OxyMem is an Irish company whose innovative technology is improving efficiency and cutting energy use in wastewater treatment.
Spun out of Ireland’s University College Dublin (UCD) as a start-up in 2013, OxyMem is headed by CEO Wayne Byrne, Prof. Eoin Casey and Dr. Eoin Syron, who have spent almost 20 years researching biofilm technology.
OxyMem’s core technology is an efficient system to transfer the oxygen required for wastewater treatment. John McConomy, Commercial Director at OxyMem, explains that for the past century wastewater has been aerated with bubbles. These bubbles, once released deep under water, simply rise to the surface and burst: “When the bubbles burst at the water surface most of the oxygen is released back into the atmosphere, which is a waste of energy. Significant energy is used to generate the bubbles in the first place.”
Oxygenation is a vital step in wastewater treatment, as it assists the bacteria that help clean the water to live and thrive: “Just like you and me, the bacteria need food, oxygen and the right environment. The one vital thing we provide to the wastewater is the oxygen.”
OxyMem’s MABR system revolutionises how water is oxygenated
What sets OxyMem apart is its membrane-aerated biofilm reactor (MABR), which is revolutionising the way oxygen is delivered to the wastewater treatment process. Traditional systems are wasteful in terms of oxygen delivery and can account for more than 50% of the energy consumed on a treatment plant. When OxyMem modules are used in place of a traditional aeration systems, energy consumption can be reduced by up to 75%.
OxyMem’s MABR is unique to the industry, as it delivers oxygen to wastewater at a molecular level, through small hollow tubes, in much the same way as a living body delivers and distributes oxygen throughout the body. A single MABR module can contain more than 1,500,000m of microbore gas-permeable tubes. Air flows through these tubes and the oxygen moves efficiently across the gas-permeable wall and into a biofilm (biology attached to the outside of the tube).
John explains that, because this transfer takes place via molecular diffusion, there is no need for perforations in the tubes, and therefore, “There are no pores to get clogged, unlike diffuser systems, where regular cleaning is required to prevent blowers running at higher pressures and to maintain performance and air distribution.”
OxyMem is a global leader in MABR technology and has developed a patented biofilm thickness measurement and control system, which helps maintain optimum operational performance throughout the life of the system.

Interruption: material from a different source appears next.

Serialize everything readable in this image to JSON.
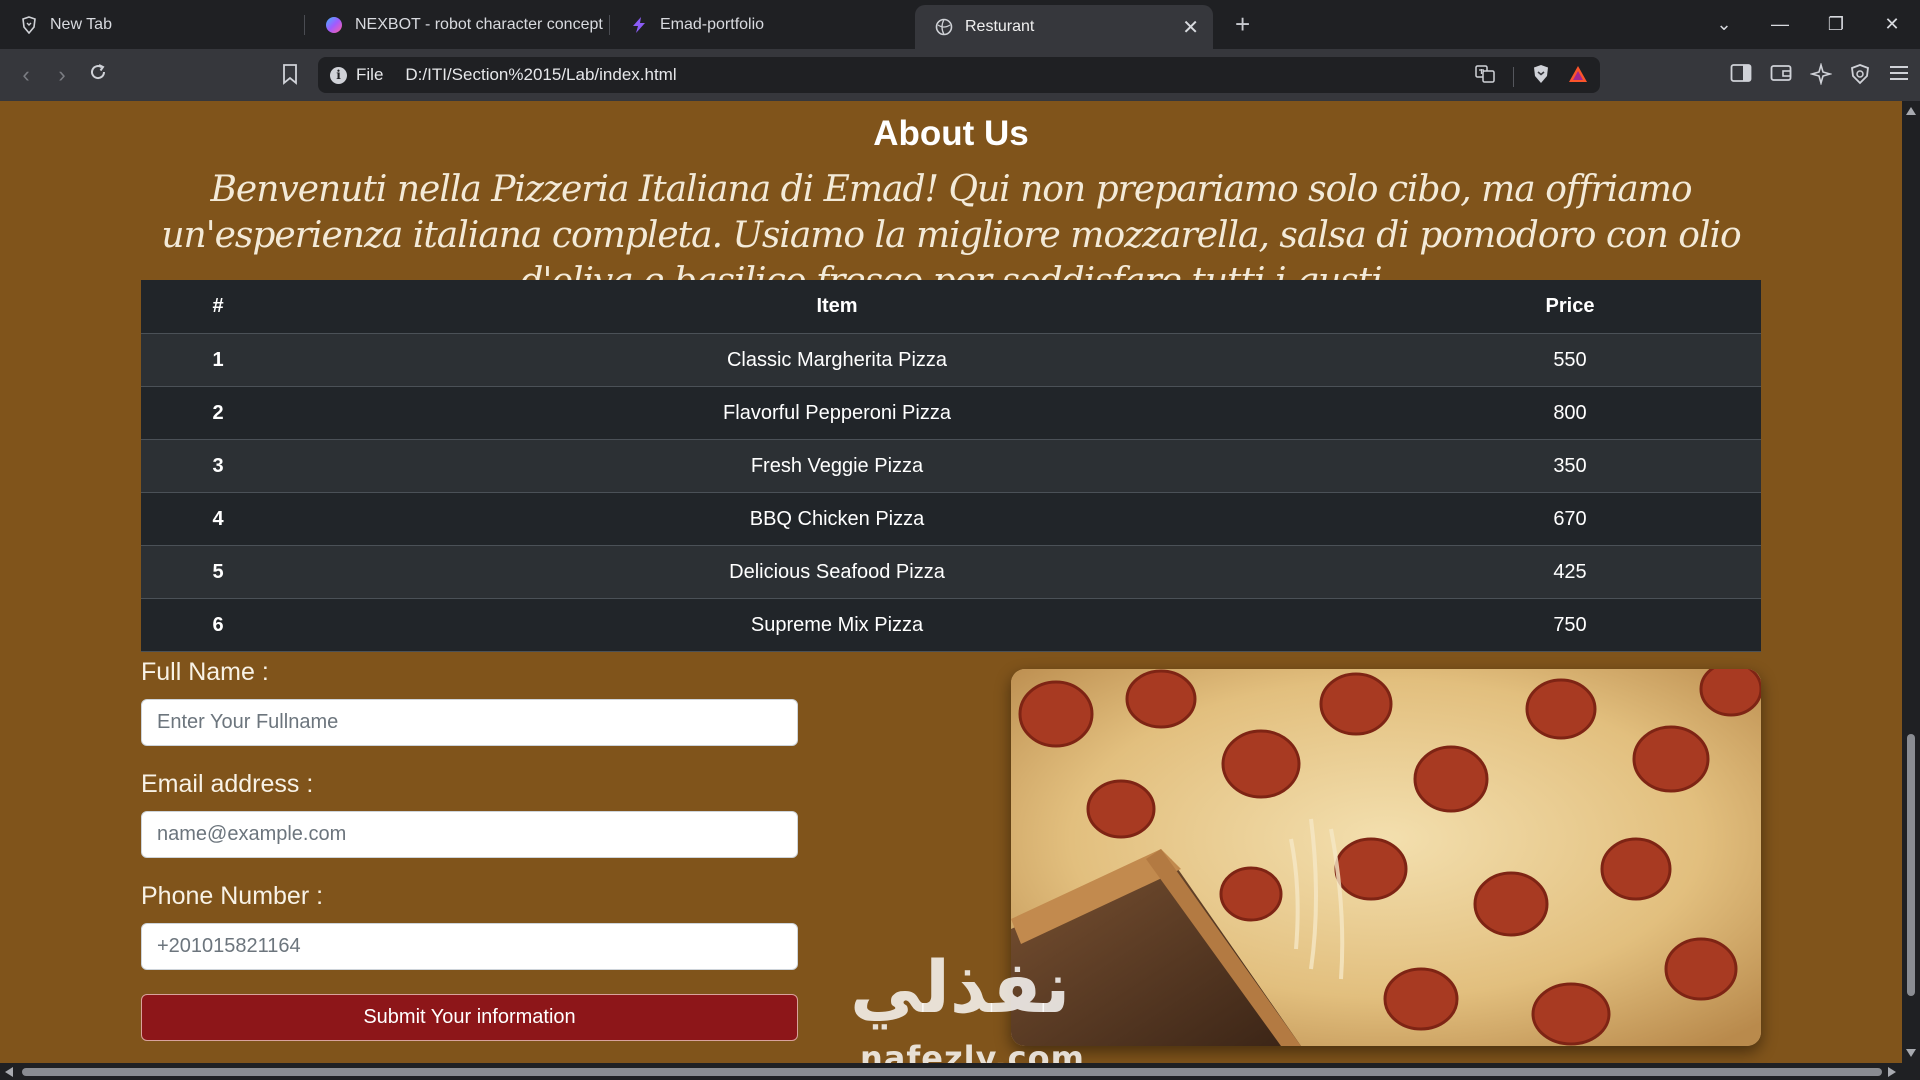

Another benefit of the OxyMem system is that it can be easily dropped into existing tanks on an existing site to increase the treatment capacity, without taking tanks offline or disrupting the existing process. MABR offers significantly lower energy use and cost when compared to conventional treatment systems, and the volume of waste sludge may be reduced by up to 50%. Energy and sludge reduction helps the environment greatly.
OxyMem across the world
The quality of OxyMem’s innovation and technology has not gone unnoticed. UK water companies are about to enter Asset Management Period 7 (AMP7), a new funding period in which companies will be expected to deliver more water from the same volume of sources, to waste less water, and increase innovation levels.
With these changes posing clear challenges, one early adopter of OxyMem’s systems was one of the UK’s largest water companies Severn Trent, who carried out several trials on the technology; one original system has been in operation for seven years, without the need for cleaning.
John talks about OxyMem’s future with Severn Trent: “We are very pleased to be working with Severn Trent as one of the UK’s leading and most forward thinking water companies. Our journey with Severn Trent continues; we should see a number of full-scale OxyMem modules being deployed and in operation on one of their facilities this summer. This will be the largest MABR plant in the UK using OxyMem technology.”
The company has also attracted investment from two of the largest companies in the world –DuPont and Saudi Aramco. OxyMem has also installed systems worldwide, in countries such as Canada, Spain, Australia, Brazil, UK, UAE and China.
In 2018, the company moved to larger premises in Athlone in Ireland. It has grown from employing 22 staff to over 60 and has increased manufacturing capability to 400% within a year. The production facility operates 24/7, with the company now exploring global manufacturing and distribution options.
Support from Enterprise Ireland
CEO Wayne Byrne notes that Enterprise Ireland, the trade and innovation agency, has offered invaluable support to the company from the beginning: “Even before we contemplated the spin-out from UCD, Enterprise Ireland had given the OxyMem team advice on how to best work with the university as a commercial entity to facilitate research and development in the future. Their overseas teams have been hugely supportive over the years and acted like an extension of our teams in focus markets.”
He describes the value a government organisation like Enterprise Ireland offers such companies and their international partners: “Having a resource like Enterprise Ireland, which has personnel with years of experience in all areas of business, helps you in meeting challenges, along with identifying and seizing opportunities that arise.”
It is this support and focus on innovation that has allowed OxyMem to achieve the success Byrne describes: “We have managed to take a lab-scale research project from UCD, and scale it to a manufacturing business with over 60 staff, backed by the world’s largest chemical company (DuPont) and oil company (Saudi Aramco), serving over 20 markets.”